- Location within Adair County and the state of Oklahoma
- Coordinates: 35°54′33″N 94°38′58″W﻿ / ﻿35.90917°N 94.64944°W
- Country: United States
- State: Oklahoma
- County: Adair

Area
- • Total: 7.86 sq mi (20.35 km^{2})
- • Land: 7.80 sq mi (20.19 km^{2})
- • Water: 0.062 sq mi (0.16 km^{2})
- Elevation: 1,243 ft (379 m)

Population (2020)
- • Total: 167
- • Density: 21.4/sq mi (8.27/km^{2})
- Time zone: UTC-6 (Central (CST))
- • Summer (DST): UTC-5 (CDT)
- FIPS code: 40-80230
- GNIS feature ID: 2409561

= West Peavine, Oklahoma =

Unincorporated community in Oklahoma, US

West Peavine is a census-designated place (CDP) in Adair County, Oklahoma, United States. As of the 2020 census, West Peavine had a population of 167.
==Geography==

According to the United States Census Bureau, the CDP has a total area of 20.3 km2, of which 20.2 sqkm is land and 0.2 sqkm, or 0.83%, is water.

==Demographics==

Historical population
| Census | Pop. | Note | %± |
| 2020 | 167 |  | — |
U.S. Decennial Census

===2020 census===
As of the 2020 census, West Peavine had a population of 167. The median age was 42.3 years. 17.4% of residents were under the age of 18 and 13.8% of residents were 65 years of age or older. For every 100 females there were 108.8 males, and for every 100 females age 18 and over there were 97.1 males age 18 and over.

0.0% of residents lived in urban areas, while 100.0% lived in rural areas.

There were 65 households in West Peavine, of which 40.0% had children under the age of 18 living in them. Of all households, 58.5% were married-couple households, 20.0% were households with a male householder and no spouse or partner present, and 16.9% were households with a female householder and no spouse or partner present. About 18.5% of all households were made up of individuals and 6.1% had someone living alone who was 65 years of age or older.

There were 82 housing units, of which 20.7% were vacant. The homeowner vacancy rate was 0.0% and the rental vacancy rate was 6.7%.

Racial composition as of the 2020 census
| Race | Number | Percent |
|---|---|---|
| White | 77 | 46.1% |
| Black or African American | 0 | 0.0% |
| American Indian and Alaska Native | 61 | 36.5% |
| Asian | 1 | 0.6% |
| Native Hawaiian and Other Pacific Islander | 0 | 0.0% |
| Some other race | 0 | 0.0% |
| Two or more races | 28 | 16.8% |
| Hispanic or Latino (of any race) | 1 | 0.6% |

===2000 census===
As of the census of 2000, there were 225 people, 94 households, and 70 families residing in the CDP. The population density was 29.0 PD/sqmi. There were 98 housing units at an average density of 12.6/sq mi (4.9/km^{2}). The racial makeup of the CDP was 47.56% White, 40.00% Native American, and 12.44% from two or more races. Hispanic or Latino of any race were 1.78% of the population.

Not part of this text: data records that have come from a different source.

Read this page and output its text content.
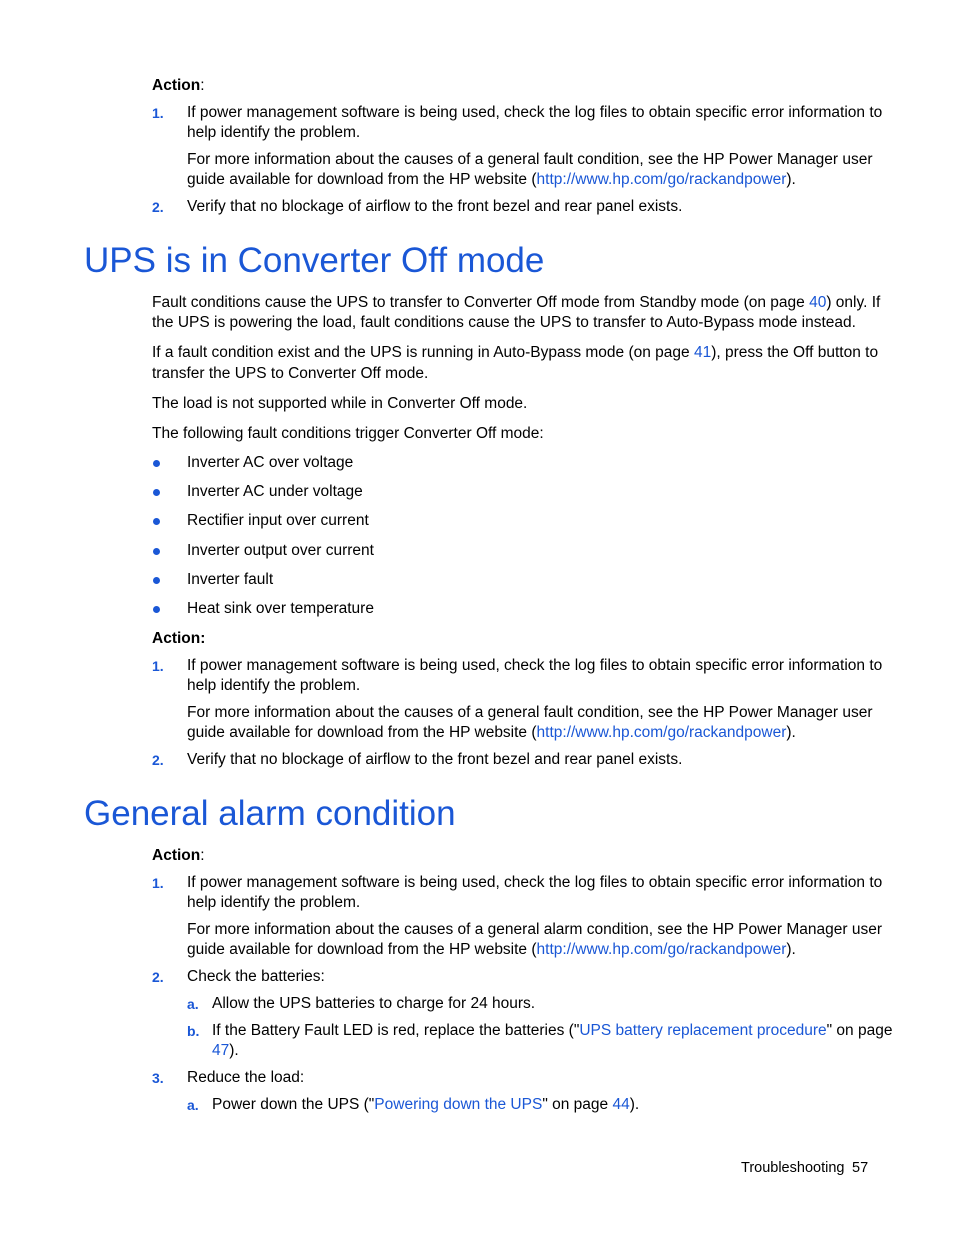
Action:
1. If power management software is being used, check the log files to obtain specific error information to
help identify the problem.
For more information about the causes of a general fault condition, see the HP Power Manager user
guide available for download from the HP website (http://www.hp.com/go/rackandpower).
2. Verify that no blockage of airflow to the front bezel and rear panel exists.
UPS is in Converter Off mode
Fault conditions cause the UPS to transfer to Converter Off mode from Standby mode (on page 40) only. If
the UPS is powering the load, fault conditions cause the UPS to transfer to Auto-Bypass mode instead.
If a fault condition exist and the UPS is running in Auto-Bypass mode (on page 41), press the Off button to
transfer the UPS to Converter Off mode.
The load is not supported while in Converter Off mode.
The following fault conditions trigger Converter Off mode:
Inverter AC over voltage
Inverter AC under voltage
Rectifier input over current
Inverter output over current
Inverter fault
Heat sink over temperature
Action:
1. If power management software is being used, check the log files to obtain specific error information to
help identify the problem.
For more information about the causes of a general fault condition, see the HP Power Manager user
guide available for download from the HP website (http://www.hp.com/go/rackandpower).
2. Verify that no blockage of airflow to the front bezel and rear panel exists.
General alarm condition
Action:
1. If power management software is being used, check the log files to obtain specific error information to
help identify the problem.
For more information about the causes of a general alarm condition, see the HP Power Manager user
guide available for download from the HP website (http://www.hp.com/go/rackandpower).
2. Check the batteries:
a. Allow the UPS batteries to charge for 24 hours.
b. If the Battery Fault LED is red, replace the batteries ("UPS battery replacement procedure" on page
47).
3. Reduce the load:
a. Power down the UPS ("Powering down the UPS" on page 44).
Troubleshooting 57
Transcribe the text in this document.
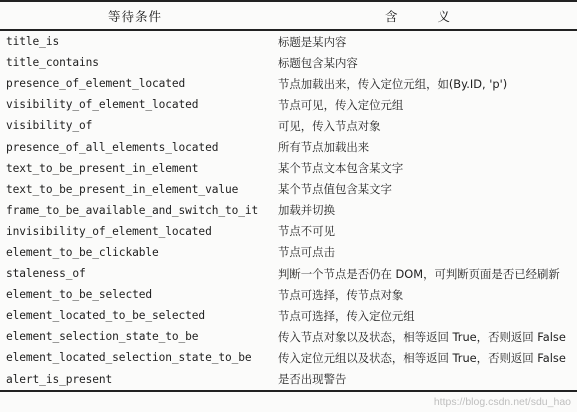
等待条件	含 义
title_is	标题是某内容
title_contains	标题包含某内容
presence_of_element_located	节点加载出来，传入定位元组，如(By.ID, 'p')
visibility_of_element_located	节点可见，传入定位元组
visibility_of	可见，传入节点对象
presence_of_all_elements_located	所有节点加载出来
text_to_be_present_in_element	某个节点文本包含某文字
text_to_be_present_in_element_value	某个节点值包含某文字
frame_to_be_available_and_switch_to_it	加载并切换
invisibility_of_element_located	节点不可见
element_to_be_clickable	节点可点击
staleness_of	判断一个节点是否仍在 DOM，可判断页面是否已经刷新
element_to_be_selected	节点可选择，传节点对象
element_located_to_be_selected	节点可选择，传入定位元组
element_selection_state_to_be	传入节点对象以及状态，相等返回 True，否则返回 False
element_located_selection_state_to_be	传入定位元组以及状态，相等返回 True，否则返回 False
alert_is_present	是否出现警告
https://blog.csdn.net/sdu_hao
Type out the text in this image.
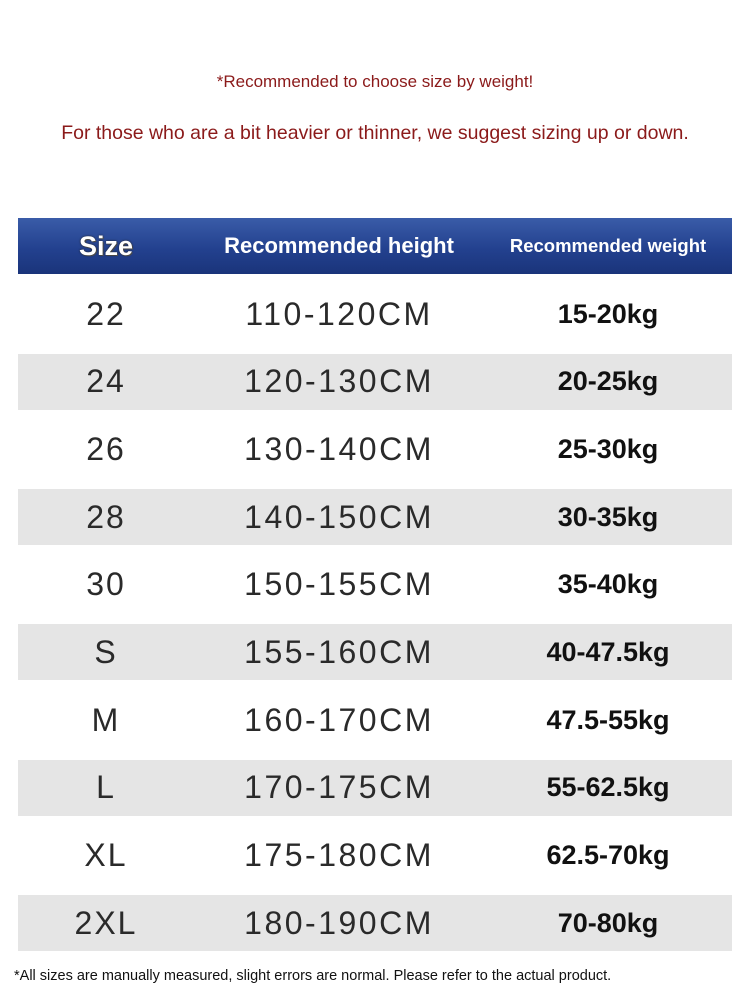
*Recommended to choose size by weight!
For those who are a bit heavier or thinner, we suggest sizing up or down.
Size	Recommended height	Recommended weight
22	110-120CM	15-20kg
24	120-130CM	20-25kg
26	130-140CM	25-30kg
28	140-150CM	30-35kg
30	150-155CM	35-40kg
S	155-160CM	40-47.5kg
M	160-170CM	47.5-55kg
L	170-175CM	55-62.5kg
XL	175-180CM	62.5-70kg
2XL	180-190CM	70-80kg
*All sizes are manually measured, slight errors are normal. Please refer to the actual product.
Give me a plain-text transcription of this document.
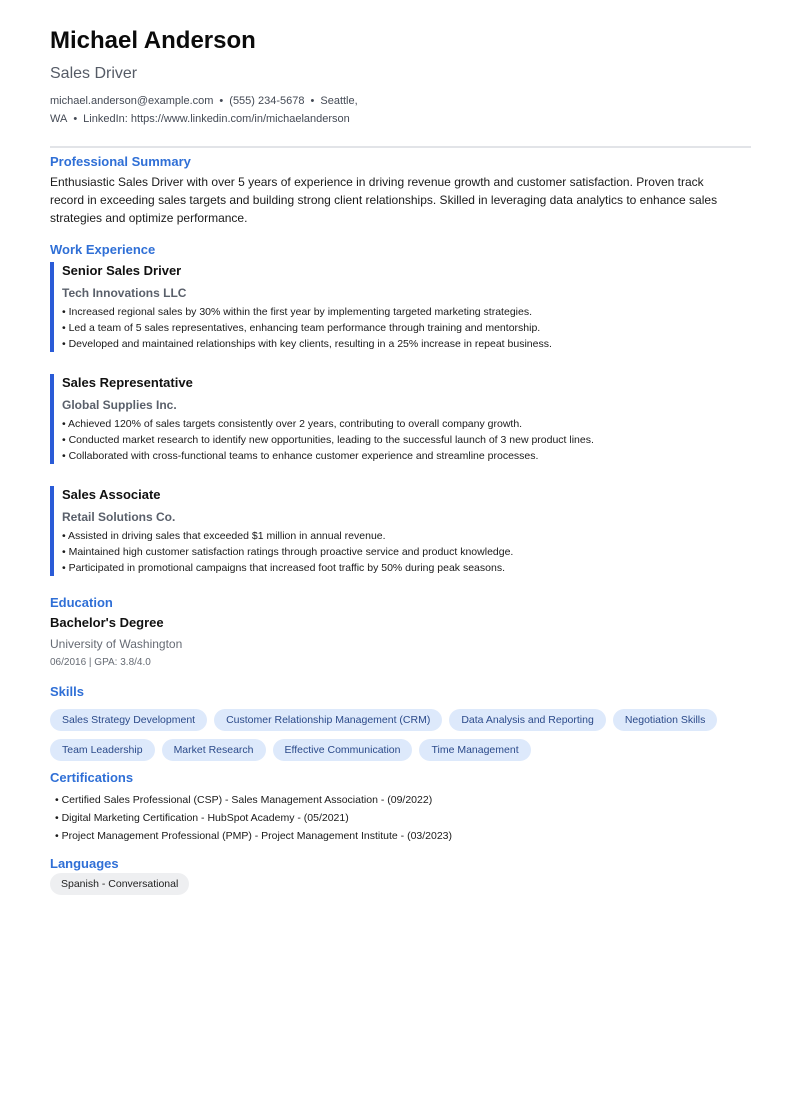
Michael Anderson
Sales Driver
michael.anderson@example.com • (555) 234-5678 • Seattle, WA • LinkedIn: https://www.linkedin.com/in/michaelanderson
Professional Summary

Enthusiastic Sales Driver with over 5 years of experience in driving revenue growth and customer satisfaction. Proven track record in exceeding sales targets and building strong client relationships. Skilled in leveraging data analytics to enhance sales strategies and optimize performance.

Work Experience
Senior Sales Driver
Tech Innovations LLC
• Increased regional sales by 30% within the first year by implementing targeted marketing strategies.
• Led a team of 5 sales representatives, enhancing team performance through training and mentorship.
• Developed and maintained relationships with key clients, resulting in a 25% increase in repeat business.
Sales Representative
Global Supplies Inc.
• Achieved 120% of sales targets consistently over 2 years, contributing to overall company growth.
• Conducted market research to identify new opportunities, leading to the successful launch of 3 new product lines.
• Collaborated with cross-functional teams to enhance customer experience and streamline processes.
Sales Associate
Retail Solutions Co.
• Assisted in driving sales that exceeded $1 million in annual revenue.
• Maintained high customer satisfaction ratings through proactive service and product knowledge.
• Participated in promotional campaigns that increased foot traffic by 50% during peak seasons.
Education
Bachelor's Degree
University of Washington
06/2016 | GPA: 3.8/4.0
Skills
Sales Strategy Development	Customer Relationship Management (CRM)	Data Analysis and Reporting	Negotiation Skills
Team Leadership	Market Research	Effective Communication	Time Management
Certifications
• Certified Sales Professional (CSP) - Sales Management Association - (09/2022)
• Digital Marketing Certification - HubSpot Academy - (05/2021)
• Project Management Professional (PMP) - Project Management Institute - (03/2023)
Languages
Spanish - Conversational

There were 94 households, out of which 28.7% had children under the age of 18 living with them, 60.6% were married couples living together, 9.6% had a female householder with no husband present, and 25.5% were non-families. 24.5% of all households were made up of individuals, and 10.6% had someone living alone who was 65 years of age or older. The average household size was 2.39 and the average family size was 2.79.

In the CDP, the population was spread out, with 21.8% under the age of 18, 11.1% from 18 to 24, 23.6% from 25 to 44, 28.4% from 45 to 64, and 15.1% who were 65 years of age or older. The median age was 38 years. For every 100 females, there were 116.3 males. For every 100 females age 18 and over, there were 114.6 males.

The median income for a household in the CDP was $18,750, and the median income for a family was $18,333. Males had a median income of $21,607 versus $31,667 for females. The per capita income for the CDP was $13,219. About 26.9% of families and 26.4% of the population were below the poverty line, including 29.3% of those under the age of eighteen and 8.3% of those 65 or over.
==Education==
It is divided between these school districts: Stilwell Public Schools, Peavine Public School, and Westville Public Schools.